Drawing upon both molecular and experimental field approaches, research in my laboratory focuses on the population biology, evolution, and genetics of host-parasite interactions. The research program encompasses both host-parasite coevolution and the genetic structure of parasite populations.
Variation in host-life history patterns may be a result of a parasite adaptation, a host adaptation or a non-adaptive side effect of the interaction. Genetic heterogeneity of hosts and parasites fuels the coevolutionary arms race leading to an array of varied outcomes. Using snail-trematode systems as models, we have demonstrated that hosts potentially modify the outcome of parasitic infection either by resisting infection (immunity) or varying other life-history parameters. Combinations of field observation and laboratory experimentation are utilized to better understand the interaction between host-parasite coevolution and variations in host-life-history.
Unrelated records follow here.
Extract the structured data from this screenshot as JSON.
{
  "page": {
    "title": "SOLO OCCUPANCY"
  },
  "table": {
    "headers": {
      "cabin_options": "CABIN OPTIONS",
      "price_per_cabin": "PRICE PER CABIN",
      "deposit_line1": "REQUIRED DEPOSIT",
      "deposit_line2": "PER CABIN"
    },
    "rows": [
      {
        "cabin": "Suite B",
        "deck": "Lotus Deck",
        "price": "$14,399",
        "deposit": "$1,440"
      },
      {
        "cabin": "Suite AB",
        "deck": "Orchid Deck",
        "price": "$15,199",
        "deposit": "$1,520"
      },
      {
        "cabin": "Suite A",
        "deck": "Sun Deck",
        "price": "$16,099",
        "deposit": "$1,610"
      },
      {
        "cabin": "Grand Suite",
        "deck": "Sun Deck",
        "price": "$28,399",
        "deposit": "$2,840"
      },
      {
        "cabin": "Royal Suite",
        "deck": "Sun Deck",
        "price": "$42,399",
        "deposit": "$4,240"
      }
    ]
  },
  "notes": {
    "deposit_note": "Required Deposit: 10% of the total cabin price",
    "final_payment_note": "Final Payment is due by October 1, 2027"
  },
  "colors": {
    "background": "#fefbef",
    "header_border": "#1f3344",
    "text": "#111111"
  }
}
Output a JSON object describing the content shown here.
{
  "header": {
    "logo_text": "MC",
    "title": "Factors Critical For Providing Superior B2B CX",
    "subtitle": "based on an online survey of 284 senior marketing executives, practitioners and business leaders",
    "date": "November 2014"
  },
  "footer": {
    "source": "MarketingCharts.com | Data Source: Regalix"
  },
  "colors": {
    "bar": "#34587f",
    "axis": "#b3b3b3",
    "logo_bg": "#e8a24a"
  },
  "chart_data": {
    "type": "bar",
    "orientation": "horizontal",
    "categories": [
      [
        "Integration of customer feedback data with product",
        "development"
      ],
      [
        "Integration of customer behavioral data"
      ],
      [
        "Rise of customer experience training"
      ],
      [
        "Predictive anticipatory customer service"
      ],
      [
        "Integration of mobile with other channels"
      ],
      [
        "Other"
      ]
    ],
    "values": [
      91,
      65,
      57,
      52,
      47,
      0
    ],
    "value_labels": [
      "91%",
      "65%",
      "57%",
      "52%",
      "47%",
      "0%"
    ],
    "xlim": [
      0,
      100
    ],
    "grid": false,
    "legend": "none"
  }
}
Interactions between trematodes and their snail hosts influence parasite genetic systems and impact on disease epidemiology in humans. Microsatellite DNA sequences are used to quantify host and parasite genetic heterogeneity in natural populations across space and through time. Currently, we are combining mathematical models and empirical field studies to assess and predict the genetic population structure of human schistosomes. Results will yield evolutionary insights into the epidemiological process, help identify genetic consequences of control strategies, and complement concurrent immuno-epidemiology studies of humans in endemic Brazilian communities.